The North American Summer Monsoon (NAM) affects summertime hydrologic cycle in a large part of United States and Mexico. Predicting regional hydrologic cycle associated with the NAM is important for assessing water resources, occurrence of weather-related natural disasters, and agricultural production in the region.

An analysis of century-long rainfall data shows that the interseasonal and continental-scale variations of precipitation anomalies associated with interannual variations of the NAM are notably different between the two periods of 1901-1962 and 1963-1994. In Arizona-New Mexico (AZ-NM), wet (dry) summers are preceded by dry (wet) winters only after 1962. A summer rainfall pattern of wetter (drier) AZ-NM, and drier (wetter) Great Plains (GP), is observed only after 1962, as well. The strongest contrast in summer rainfall anomalies appears between AZ-NM and the SEUS for 1901-1962, while it appears between AZ-NM and the GP for 1963-1994. For the period after 1962, the rainfall variability obtained here show the same features found in earlier studies. The hydrologic cycle associated with the NAM is affected mainly by two factors: global circulation and the regional-scale responses to the large-scale circulation. The long-term variations of rainfall characteristics found here suggest that the large-scale circulation that drives the NAM is affected by low frequency variability of the EarthÕs climate system. Causes of the changes in the rainfall characteristics around 1960 are not clear due to a lack of large-scale data before 1950. Instead, a coupled GCM experiment is being designed to investigate the long-term variability that is related to the observed transition of the NAM rainfall characteristics.
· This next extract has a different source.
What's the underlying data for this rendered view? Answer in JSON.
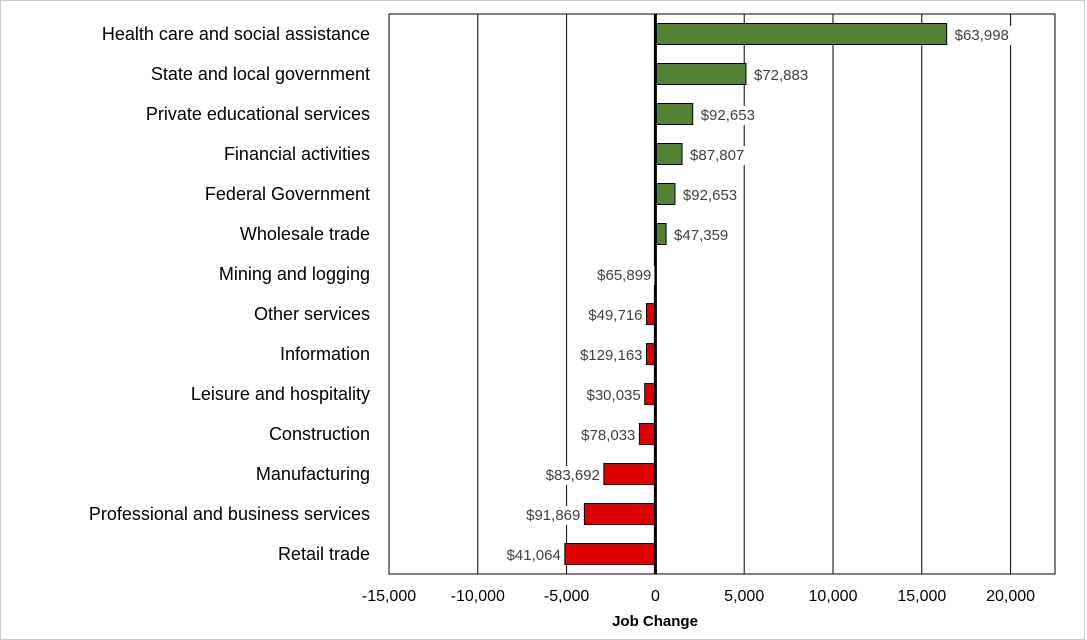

Concerning the role of regional-scale feedbacks in shaping the summertime hydrologic cycle of the SWUS, the effects of soil moisture content (SMC) on the summer rainfall has been investigated using a regional climate model, the interactively-coupled MAS/SPS. Results of seasonal simulations show that the differences in the simulated summer rainfall and evaporation are generally positively correlated with the differences in the SMC at the beginning of summer in the SWUS. The effects of the initial SMC differences last throughout the summer, in part via the positive feedback between the SMC and rainfall. These results suggest that improving the accuracy of the initial SMC is crucial for improving extended range forecasts for the summer season.